How Realistic is an Online Store as an Add-On to a Retail Store?
Web Commerce Today, Issue 41, December 15, 2000
In the struggle between "Pure-Play" Web-only e-tailers and the established Brick-and-Mortar retailers (sometimes called "Click-and-Mortar" stores) are now going online in earnest and seem to be gaining.
Advantages of Click-and-Mortar Retailers
National retail chains now seem to be taking to the Web, but for the longest time they were biding their time. National retailers have several advantages:
- A recognizable national brand . They don't have to build their brand from scratch like Web-only companies. They already possess built-in trust and customer loyalty.
- An established company . For national retailers, the Web is not a make-it-or-break-it proposition. They have the capital to continue until it becomes profitable.
- Excellent customer service . If national retailers can deliver customer service to online customers in their retail stores, they can offer a level of service that Web-only e-tailers are unable to reproduce.
But national retailers have some struggles, too.
- Learning curve . Retail is a lot different from e-tailing, which is essentially a mail order catalog business. National retailers have to master an entirely new kind of business in order to succeed.
- Logistics are different . Most retail chains are set up to distribute products from warehouses to stores in pallet size loads. E-tailing requires distributing products to end-users in package-size containers. Very different!
- Expensive servers and software . National retailers don't have the luxury of starting small with outsourced e-commerce hosting. They are working on such a large scale that they need to go to the expense of building a system that will take a lot of traffic without failure.
- Integration . Integrating Internet customer, inventory, and product databases with existing company databases is complex and expensive. But without integration, much of the power the system is capable of can't be realized.
- Investment costs . Many national retailers have found they must form separate companies for their online incarnations for two reasons. First, the personnel need different skills and a different mindset than traditional retailers. Second, investment in a separate company can be treated for accounting purposes as a capital investment rather than an operating loss.
Advantages of Pure-Play E-Tailers
Pure-play, Web-only e-tailers have some advantages, too, such as:
- Flexibility . They are small enough to learn quickly and make necessary changes.
- Understanding . They live and breathe the Internet, working in their own medium.
- Costs . Pure-play e-tailers aren't burdened with huge capital investments in prime location real estate and buildings. If they can keep costs down, they can compete successfully with their established competitors.
But it is becoming clear that there are many disadvantages. To name a couple:
- Branding . Pure-plays must spend a great deal of money paying for brand recognition that click-and-mortar businesses already possess.
- Funding . Many pure-play e-tailers have gone through their first and second rounds of funding, and still aren't profitable, so further funding is drying up.
Advantages of Mom and Pop Click-and-Mortar Businesses
I think that Mom and Pop retailers have an excellent chance of profiting from adding an e-commerce department to their existing retail operation.
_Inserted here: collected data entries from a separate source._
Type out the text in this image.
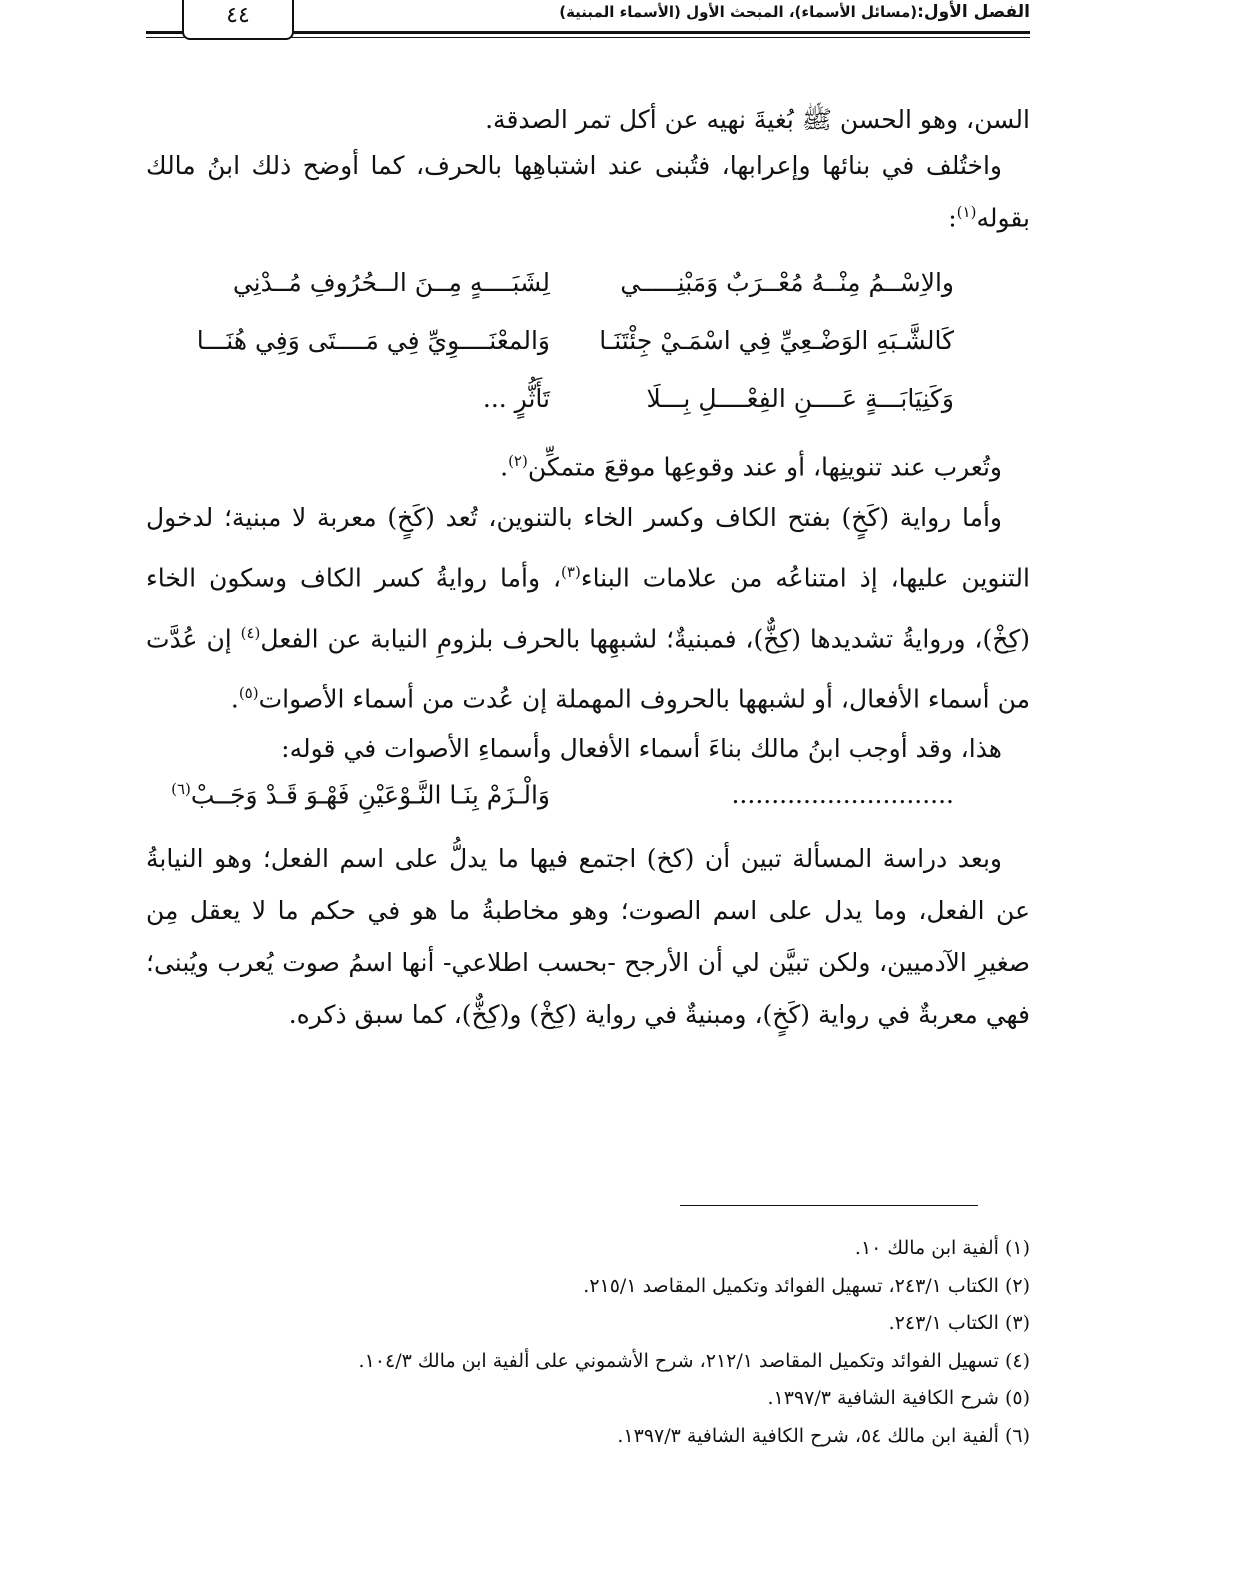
٤٤	الفصل الأول:(مسائل الأسماء)، المبحث الأول (الأسماء المبنية)

السن، وهو الحسن ﷺ بُغيةَ نهيه عن أكل تمر الصدقة.

واختُلف في بنائها وإعرابها، فتُبنى عند اشتباهِها بالحرف، كما أوضح ذلك ابنُ مالك بقوله$^{(١)}$:

والاِسْــمُ مِنْــهُ مُعْــرَبٌ وَمَبْنِـــــي
لِشَبَــــهٍ مِــنَ الــحُرُوفِ مُــدْنِي
كَالشَّـبَهِ الوَضْـعِيِّ فِي اسْمَـيْ جِئْتَنَـا
وَالمعْنَــــوِيِّ فِي مَــــتَى وَفِي هُنَـــا
وَكَنِيَابَـــةٍ عَــــنِ الفِعْــــلِ بِـــلَا
تَأَثُّرٍ ...

وتُعرب عند تنوينِها، أو عند وقوعِها موقعَ متمكِّن$^{(٢)}$.

وأما رواية (كَخٍ) بفتح الكاف وكسر الخاء بالتنوين، تُعد (كَخٍ) معربة لا مبنية؛ لدخول التنوين عليها، إذ امتناعُه من علامات البناء$^{(٣)}$، وأما روايةُ كسر الكاف وسكون الخاء (كِخْ)، وروايةُ تشديدها (كِخٌّ)، فمبنيةٌ؛ لشبهِها بالحرف بلزومِ النيابة عن الفعل$^{(٤)}$ إن عُدَّت من أسماء الأفعال، أو لشبهها بالحروف المهملة إن عُدت من أسماء الأصوات$^{(٥)}$.

هذا، وقد أوجب ابنُ مالك بناءَ أسماء الأفعال وأسماءِ الأصوات في قوله:

............................
وَالْـزَمْ بِنَـا النَّـوْعَيْنِ فَهْـوَ قَـدْ وَجَــبْ$^{(٦)}$

وبعد دراسة المسألة تبين أن (كخ) اجتمع فيها ما يدلُّ على اسم الفعل؛ وهو النيابةُ عن الفعل، وما يدل على اسم الصوت؛ وهو مخاطبةُ ما هو في حكم ما لا يعقل مِن صغيرِ الآدميين، ولكن تبيَّن لي أن الأرجح -بحسب اطلاعي- أنها اسمُ صوت يُعرب ويُبنى؛ فهي معربةٌ في رواية (كَخٍ)، ومبنيةٌ في رواية (كِخْ) و(كِخٌّ)، كما سبق ذكره.

(١) ألفية ابن مالك ١٠.
(٢) الكتاب ٢٤٣/١، تسهيل الفوائد وتكميل المقاصد ٢١٥/١.
(٣) الكتاب ٢٤٣/١.
(٤) تسهيل الفوائد وتكميل المقاصد ٢١٢/١، شرح الأشموني على ألفية ابن مالك ١٠٤/٣.
(٥) شرح الكافية الشافية ١٣٩٧/٣.
(٦) ألفية ابن مالك ٥٤، شرح الكافية الشافية ١٣٩٧/٣.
Advantages are:
- Start-up costs . Initial costs are relatively low. E-commerce hosting can be outsourced. The main expense is creating a product database with full product information and product photos to be uploaded to the online store.
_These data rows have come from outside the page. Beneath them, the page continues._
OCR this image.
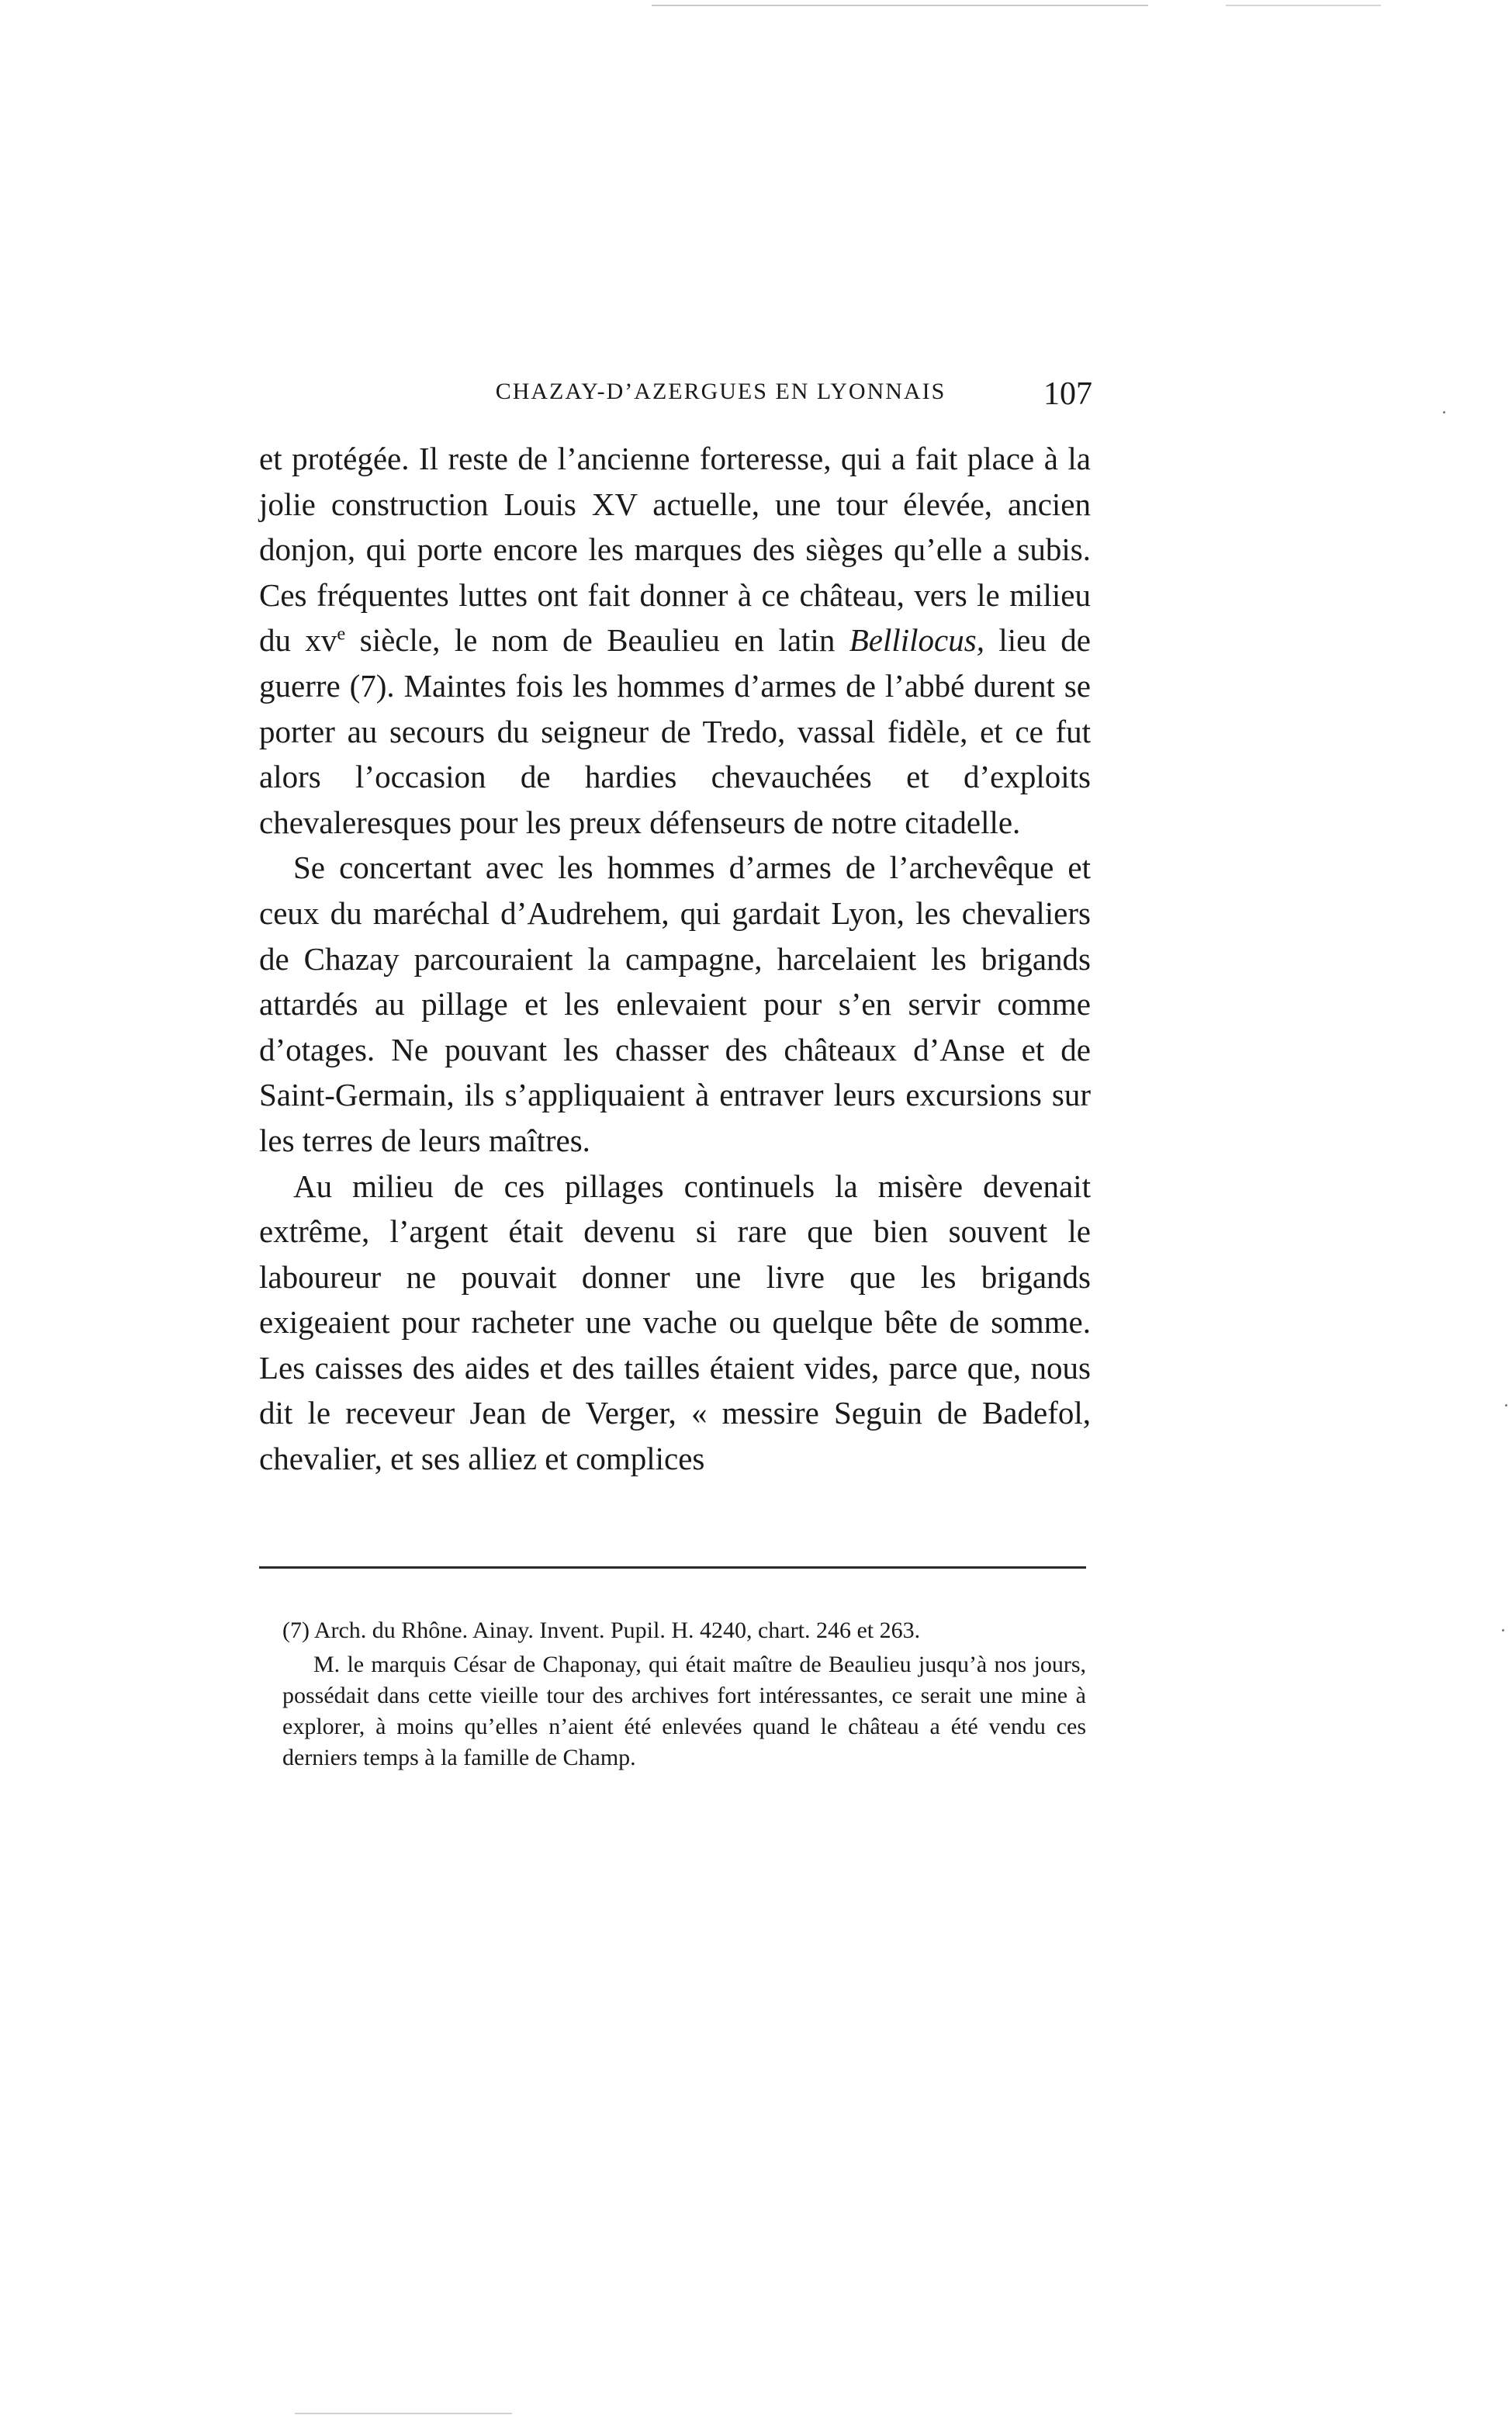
CHAZAY-D’AZERGUES EN LYONNAIS	107

et protégée. Il reste de l’ancienne forteresse, qui a fait place à la jolie construction Louis XV actuelle, une tour élevée, ancien donjon, qui porte encore les marques des sièges qu’elle a subis. Ces fréquentes luttes ont fait donner à ce château, vers le milieu du $xv^e$ siècle, le nom de Beaulieu en latin Bellilocus, lieu de guerre (7). Maintes fois les hommes d’armes de l’abbé durent se porter au secours du seigneur de Tredo, vassal fidèle, et ce fut alors l’occasion de hardies chevauchées et d’exploits chevaleresques pour les preux défenseurs de notre citadelle.

Se concertant avec les hommes d’armes de l’archevêque et ceux du maréchal d’Audrehem, qui gardait Lyon, les chevaliers de Chazay parcouraient la campagne, harcelaient les brigands attardés au pillage et les enlevaient pour s’en servir comme d’otages. Ne pouvant les chasser des châteaux d’Anse et de Saint-Germain, ils s’appliquaient à entraver leurs excursions sur les terres de leurs maîtres.

Au milieu de ces pillages continuels la misère devenait extrême, l’argent était devenu si rare que bien souvent le laboureur ne pouvait donner une livre que les brigands exigeaient pour racheter une vache ou quelque bête de somme. Les caisses des aides et des tailles étaient vides, parce que, nous dit le receveur Jean de Verger, « messire Seguin de Badefol, chevalier, et ses alliez et complices

(7) Arch. du Rhône. Ainay. Invent. Pupil. H. 4240, chart. 246 et 263.

M. le marquis César de Chaponay, qui était maître de Beaulieu jusqu’à nos jours, possédait dans cette vieille tour des archives fort intéressantes, ce serait une mine à explorer, à moins qu’elles n’aient été enlevées quand le château a été vendu ces derniers temps à la famille de Champ.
- Inventory . Since the Mom and Pop store already carries the products in stock, it can sell from the same inventory it manages for its retail business.
- Customer Service . Since inventory and shipping are done in-house, customer service can be quick, efficient, and personal. A telephone can be installed to reach an employee that is assigned part-time, and later full-time, to the e-commerce department.
- Shipping . Shipping will be a new operation for a retailer, but a relatively small shipping operation can be conducted with part-time help from the back room of a retail shop.
I believe that a Mom-and-Pop retailer can add 10% to 30% to annual revenue from an online store rather easily so that profits show up quickly. The biggest challenge I see is growth. If the online department flourishes, it will outgrow the existing brick-and-mortar location, along with most of the built-in advantages that come with it. A new location, new employees, new accounting and inventory programs, etc. must be set up, cutting into profitability. So long as the online department is relatively small, it can be a rather easy, low risk, and profitable addition to the overall business.